Fisher’s information matrix approach for Fourier features physics-informed neural networks for two-dimensional local time-fractional anomalous diffusion equations with nonlinear thermal diffusivity

Purpose

This study aims to explore the influence of Fourier-feature enhanced physics-informed neural networks (PINNs) on effectively solving two-dimensional local time-fractional anomalous diffusion equations with nonlinear thermal diffusivity. By tackling the shortcomings of conventional numerical methods in managing fractional derivatives and nonlinearities, this research addresses a significant gap in the literature regarding efficient solution strategies for complex diffusion processes.

Design/methodology/approach

This study uses a quantitative methodology featuring a feed-forward neural network architecture combined with a Fourier feature layer. Automatic differentiation is implemented to ensure precise gradient calculations for fractional derivatives. The effectiveness of the proposed approach is showcased through numerical simulations across various sub-diffusion and super-diffusion scenarios, with fractal space parameters adjusted to examine behavior. In addition, the training process is assessed using the Fisher information matrix to analyze the loss landscape.

Findings

The results demonstrate that the Fourier-feature enhanced PINNs effectively capture the dynamics of the anomalous diffusion equation, achieving greater solution accuracy than traditional methods. The analysis using the Fisher information matrix underscores the importance of hyperparameter tuning in optimizing network performance.
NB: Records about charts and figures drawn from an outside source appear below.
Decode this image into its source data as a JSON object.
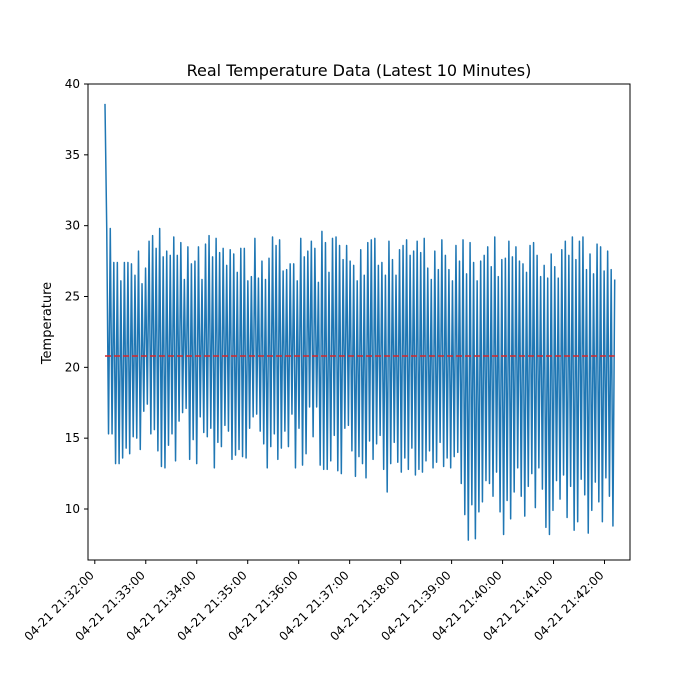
{
  "chart_data": {
    "type": "line",
    "title": "Real Temperature Data (Latest 10 Minutes)",
    "xlabel": "",
    "ylabel": "Temperature",
    "grid": false,
    "ylim": [
      6.4,
      40.0
    ],
    "xlim": [
      "2024-04-21T21:31:52",
      "2024-04-21T21:42:30"
    ],
    "x_tick_labels": [
      "04-21 21:32:00",
      "04-21 21:33:00",
      "04-21 21:34:00",
      "04-21 21:35:00",
      "04-21 21:36:00",
      "04-21 21:37:00",
      "04-21 21:38:00",
      "04-21 21:39:00",
      "04-21 21:40:00",
      "04-21 21:41:00",
      "04-21 21:42:00"
    ],
    "x_tick_times": [
      "2024-04-21T21:32:00",
      "2024-04-21T21:33:00",
      "2024-04-21T21:34:00",
      "2024-04-21T21:35:00",
      "2024-04-21T21:36:00",
      "2024-04-21T21:37:00",
      "2024-04-21T21:38:00",
      "2024-04-21T21:39:00",
      "2024-04-21T21:40:00",
      "2024-04-21T21:41:00",
      "2024-04-21T21:42:00"
    ],
    "y_ticks": [
      10,
      15,
      20,
      25,
      30,
      35,
      40
    ],
    "series": [
      {
        "color": "#1f77b4",
        "x_start": "2024-04-21T21:32:12",
        "x_end": "2024-04-21T21:42:12",
        "values": [
          38.6,
          29.7,
          15.3,
          29.8,
          15.3,
          27.4,
          13.2,
          27.4,
          13.2,
          26.1,
          13.6,
          27.4,
          14.3,
          27.4,
          13.9,
          27.3,
          15.1,
          26.5,
          15.0,
          28.2,
          14.2,
          25.9,
          16.9,
          27.0,
          17.4,
          28.9,
          15.3,
          29.3,
          15.6,
          28.4,
          14.1,
          29.8,
          13.0,
          27.8,
          12.9,
          28.2,
          14.5,
          27.9,
          15.3,
          29.2,
          13.4,
          27.9,
          16.2,
          28.8,
          16.8,
          26.2,
          17.1,
          28.5,
          13.5,
          27.3,
          14.9,
          27.5,
          13.2,
          28.5,
          16.5,
          26.2,
          15.4,
          28.7,
          15.1,
          29.3,
          15.7,
          27.8,
          12.9,
          29.1,
          14.7,
          28.1,
          14.4,
          28.4,
          15.9,
          27.2,
          15.5,
          28.3,
          13.5,
          28.0,
          13.8,
          26.7,
          14.2,
          28.4,
          13.7,
          28.4,
          13.6,
          26.1,
          15.7,
          26.4,
          16.5,
          29.1,
          16.7,
          26.3,
          15.5,
          27.5,
          14.6,
          26.2,
          12.9,
          27.7,
          14.4,
          29.2,
          15.3,
          28.6,
          13.5,
          29.0,
          14.3,
          26.8,
          15.5,
          26.9,
          14.4,
          27.3,
          16.7,
          27.3,
          12.9,
          26.1,
          15.7,
          29.1,
          13.1,
          27.8,
          13.9,
          28.2,
          17.2,
          28.9,
          15.1,
          28.4,
          17.2,
          26.0,
          13.1,
          29.6,
          12.8,
          28.8,
          12.8,
          26.7,
          13.4,
          29.1,
          15.2,
          29.2,
          12.7,
          28.6,
          12.5,
          27.6,
          15.7,
          28.6,
          15.9,
          27.5,
          14.1,
          27.2,
          12.3,
          26.1,
          13.7,
          28.3,
          13.2,
          26.5,
          12.2,
          28.8,
          14.8,
          29.0,
          13.5,
          29.1,
          14.6,
          27.2,
          15.2,
          27.4,
          12.8,
          26.5,
          11.2,
          28.9,
          13.2,
          27.6,
          14.7,
          26.5,
          13.3,
          28.3,
          12.6,
          28.6,
          13.6,
          29.0,
          12.8,
          27.9,
          14.3,
          28.2,
          12.4,
          28.9,
          12.8,
          28.1,
          12.6,
          29.1,
          13.4,
          27.0,
          14.1,
          26.2,
          12.9,
          28.2,
          13.3,
          26.9,
          14.7,
          29.0,
          13.0,
          27.9,
          13.6,
          26.9,
          12.9,
          26.1,
          13.7,
          28.6,
          14.0,
          27.5,
          11.8,
          29.0,
          9.6,
          26.6,
          7.8,
          28.8,
          10.3,
          27.4,
          7.9,
          26.1,
          9.8,
          27.5,
          10.5,
          27.9,
          12.0,
          28.5,
          11.8,
          27.1,
          10.9,
          29.2,
          12.6,
          26.4,
          9.8,
          27.6,
          8.2,
          27.7,
          10.6,
          28.9,
          9.3,
          27.8,
          11.2,
          28.5,
          12.9,
          27.5,
          10.9,
          27.3,
          9.5,
          26.7,
          11.6,
          28.6,
          12.5,
          28.8,
          10.1,
          27.9,
          12.9,
          26.4,
          11.4,
          27.2,
          8.7,
          26.3,
          8.2,
          28.0,
          9.9,
          27.1,
          12.0,
          26.3,
          10.7,
          28.3,
          12.4,
          28.9,
          9.4,
          27.9,
          11.6,
          29.2,
          8.5,
          27.6,
          9.1,
          28.9,
          12.1,
          29.2,
          11.0,
          26.9,
          8.3,
          28.0,
          9.9,
          26.6,
          11.9,
          28.7,
          10.5,
          28.5,
          9.1,
          26.8,
          12.2,
          28.2,
          10.9,
          26.9,
          8.8,
          26.2
        ]
      },
      {
        "color": "#d62728",
        "style": "dashed",
        "x_start": "2024-04-21T21:32:12",
        "x_end": "2024-04-21T21:42:12",
        "values": [
          20.8,
          20.8
        ]
      }
    ]
  }
}
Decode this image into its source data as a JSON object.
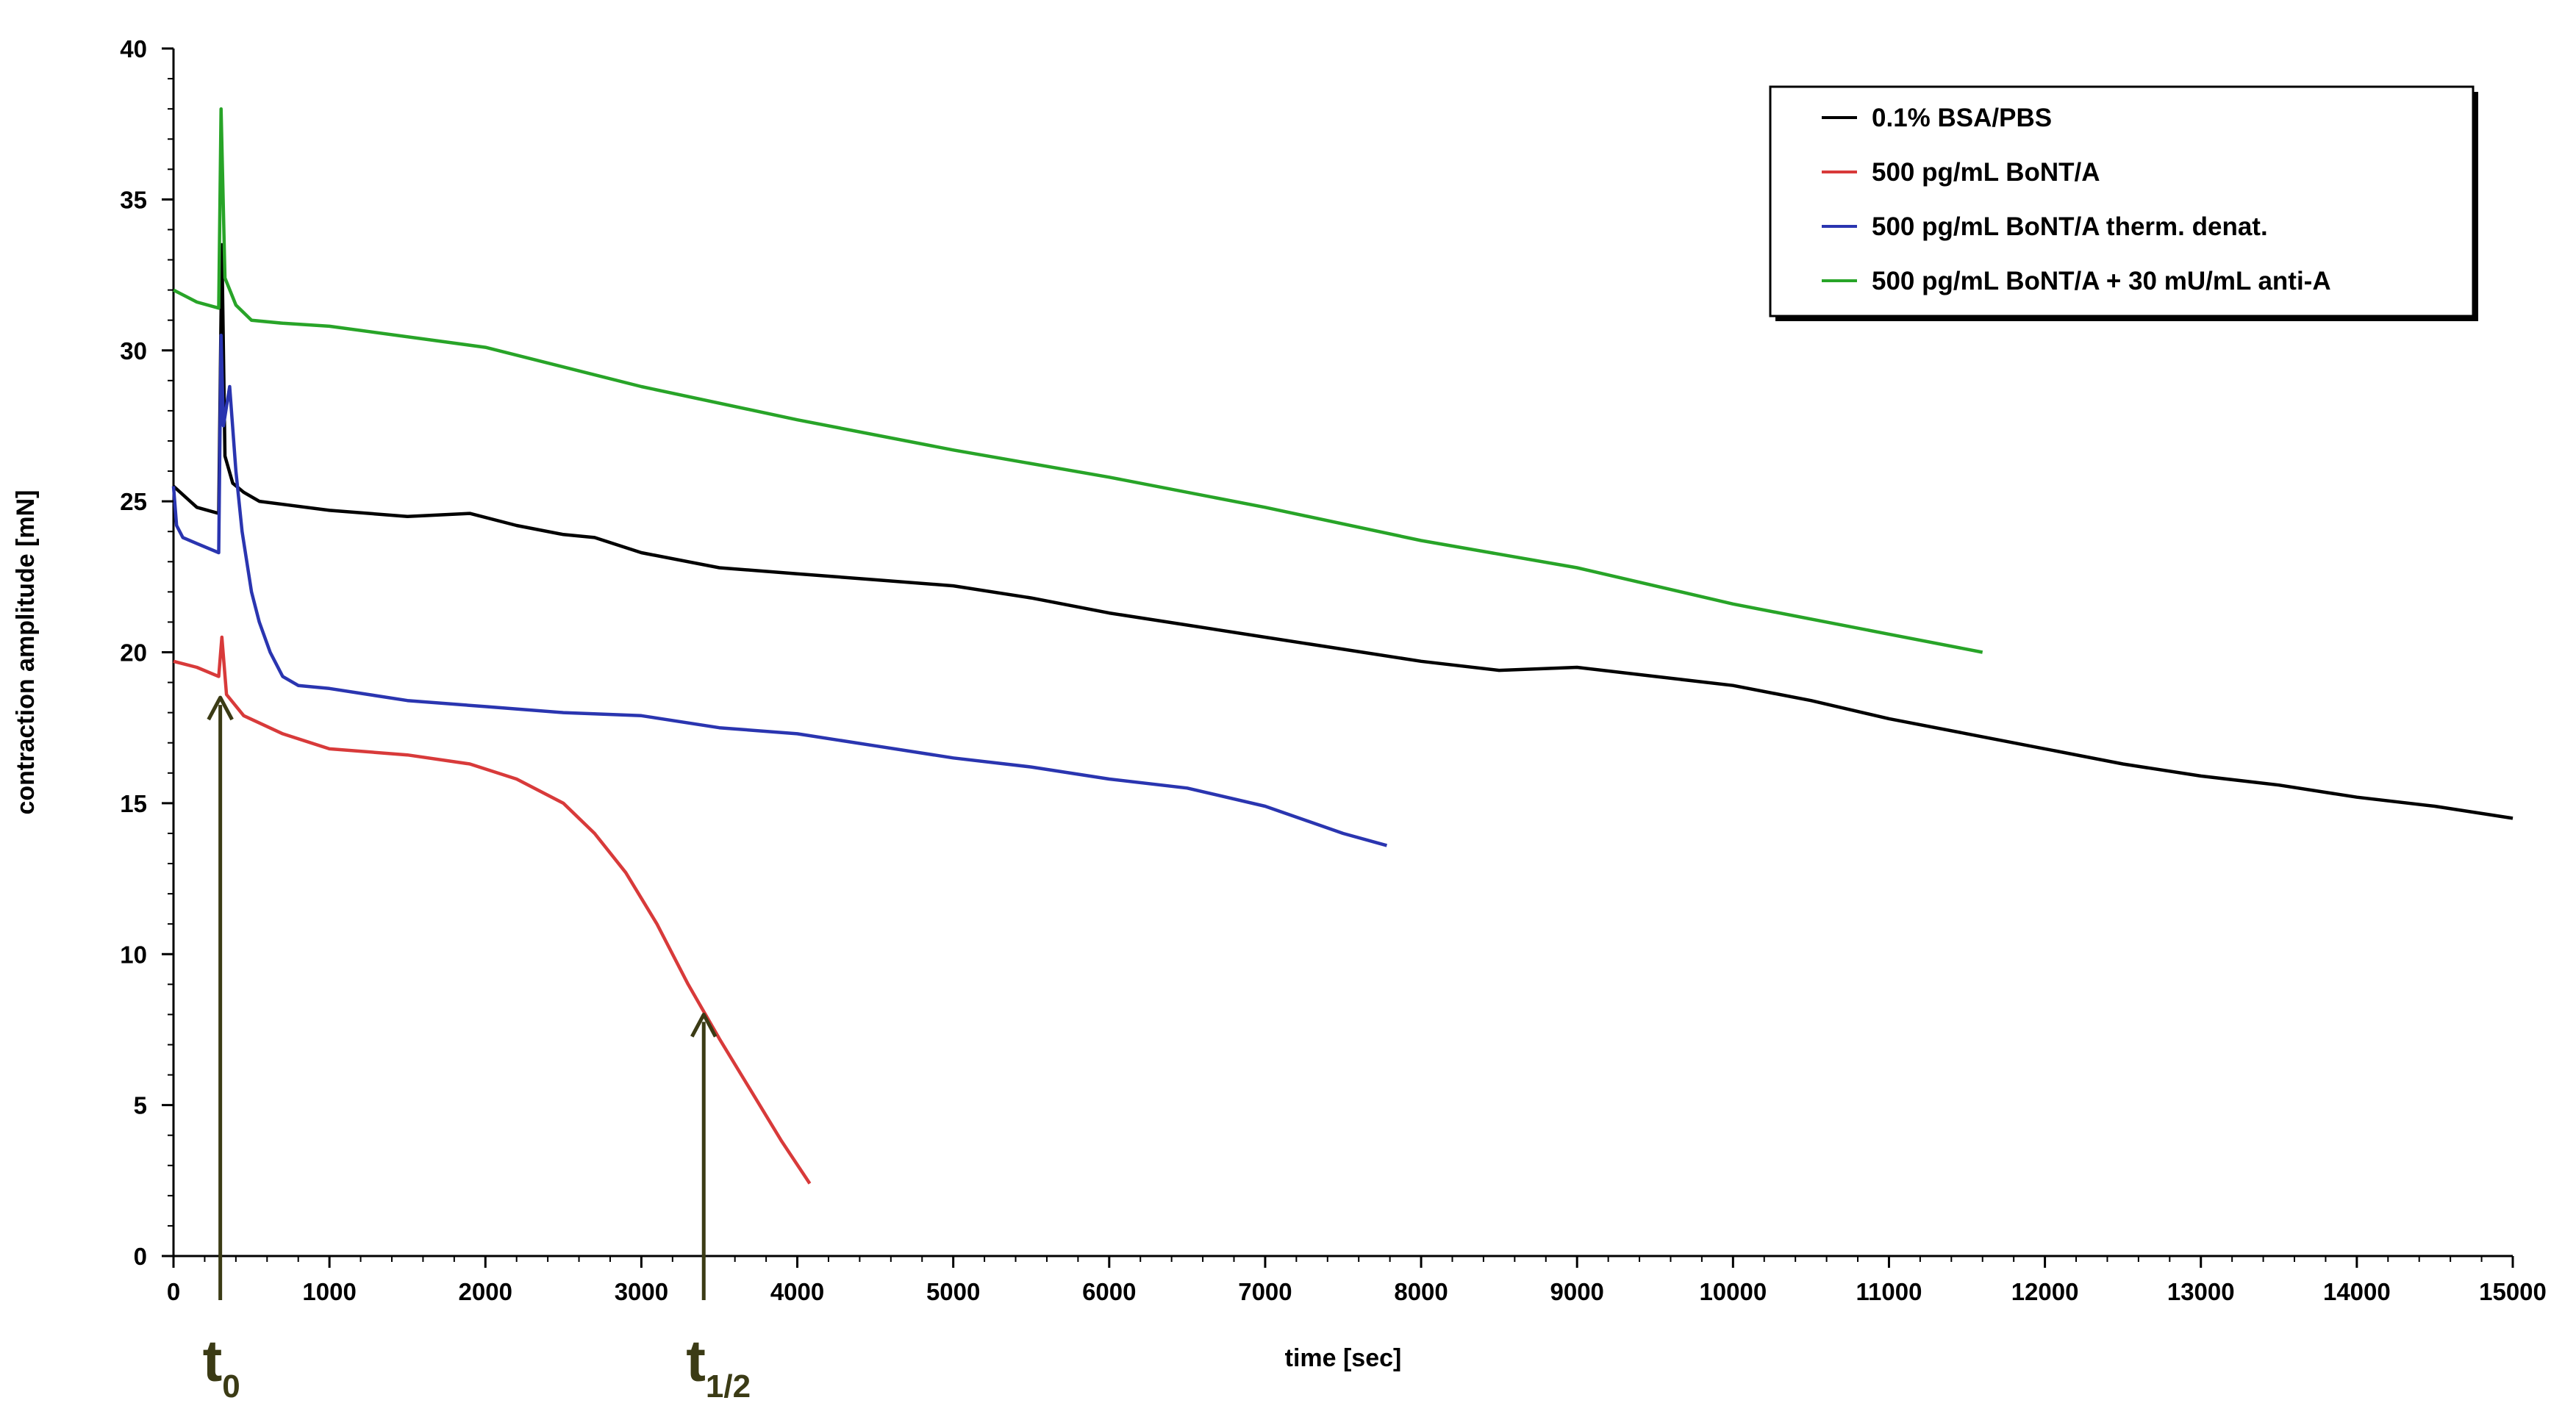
{
  "chart_data": {
    "type": "line",
    "title": "",
    "xlabel": "time [sec]",
    "ylabel": "contraction amplitude [mN]",
    "xlim": [
      0,
      15000
    ],
    "ylim": [
      0,
      40
    ],
    "x_ticks": [
      0,
      1000,
      2000,
      3000,
      4000,
      5000,
      6000,
      7000,
      8000,
      9000,
      10000,
      11000,
      12000,
      13000,
      14000,
      15000
    ],
    "y_ticks": [
      0,
      5,
      10,
      15,
      20,
      25,
      30,
      35,
      40
    ],
    "grid": false,
    "legend_position": "top-right",
    "series": [
      {
        "name": "0.1% BSA/PBS",
        "color": "#000000",
        "x": [
          0,
          150,
          290,
          310,
          330,
          380,
          450,
          550,
          700,
          1000,
          1500,
          1900,
          2200,
          2500,
          2700,
          3000,
          3500,
          4000,
          4500,
          5000,
          5500,
          6000,
          6500,
          7000,
          7500,
          8000,
          8500,
          9000,
          9500,
          10000,
          10500,
          11000,
          11500,
          12000,
          12500,
          13000,
          13500,
          14000,
          14500,
          15000
        ],
        "y": [
          25.5,
          24.8,
          24.6,
          33.5,
          26.5,
          25.6,
          25.3,
          25.0,
          24.9,
          24.7,
          24.5,
          24.6,
          24.2,
          23.9,
          23.8,
          23.3,
          22.8,
          22.6,
          22.4,
          22.2,
          21.8,
          21.3,
          20.9,
          20.5,
          20.1,
          19.7,
          19.4,
          19.5,
          19.2,
          18.9,
          18.4,
          17.8,
          17.3,
          16.8,
          16.3,
          15.9,
          15.6,
          15.2,
          14.9,
          14.5
        ]
      },
      {
        "name": "500 pg/mL BoNT/A",
        "color": "#d83a3a",
        "x": [
          0,
          150,
          290,
          310,
          340,
          450,
          700,
          1000,
          1500,
          1900,
          2200,
          2500,
          2700,
          2900,
          3100,
          3300,
          3500,
          3700,
          3900,
          4080
        ],
        "y": [
          19.7,
          19.5,
          19.2,
          20.5,
          18.6,
          17.9,
          17.3,
          16.8,
          16.6,
          16.3,
          15.8,
          15.0,
          14.0,
          12.7,
          11.0,
          9.0,
          7.2,
          5.5,
          3.8,
          2.4
        ]
      },
      {
        "name": "500 pg/mL BoNT/A therm. denat.",
        "color": "#2a35b0",
        "x": [
          0,
          20,
          60,
          150,
          290,
          305,
          320,
          360,
          400,
          440,
          500,
          550,
          620,
          700,
          800,
          1000,
          1500,
          2000,
          2500,
          3000,
          3500,
          4000,
          4500,
          5000,
          5500,
          6000,
          6500,
          7000,
          7500,
          7780
        ],
        "y": [
          25.5,
          24.2,
          23.8,
          23.6,
          23.3,
          30.5,
          27.5,
          28.8,
          26.0,
          24.0,
          22.0,
          21.0,
          20.0,
          19.2,
          18.9,
          18.8,
          18.4,
          18.2,
          18.0,
          17.9,
          17.5,
          17.3,
          16.9,
          16.5,
          16.2,
          15.8,
          15.5,
          14.9,
          14.0,
          13.6
        ]
      },
      {
        "name": "500 pg/mL BoNT/A + 30 mU/mL anti-A",
        "color": "#28a428",
        "x": [
          0,
          150,
          290,
          305,
          330,
          400,
          500,
          700,
          1000,
          2000,
          3000,
          4000,
          5000,
          6000,
          7000,
          8000,
          9000,
          10000,
          11000,
          11600
        ],
        "y": [
          32.0,
          31.6,
          31.4,
          38.0,
          32.4,
          31.5,
          31.0,
          30.9,
          30.8,
          30.1,
          28.8,
          27.7,
          26.7,
          25.8,
          24.8,
          23.7,
          22.8,
          21.6,
          20.6,
          20.0
        ]
      }
    ],
    "annotations": [
      {
        "label": "t",
        "sub": "0",
        "x": 300,
        "y_tip": 18.5
      },
      {
        "label": "t",
        "sub": "1/2",
        "x": 3400,
        "y_tip": 8.0
      }
    ]
  }
}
These findings support the hypothesis that Fourier features improve the model’s capacity to represent complex solution behaviors, providing the relationship between model architecture and diffusion dynamics.

Originality/value

This research presents a novel approach to solving fractional anomalous diffusion equations through Fourier-feature enhanced PINNs. The results contribute to the advancement of computational methods in areas such as thermal engineering, materials science and biological diffusion modeling, while also providing a foundation for future investigations into training dynamics within neural networks.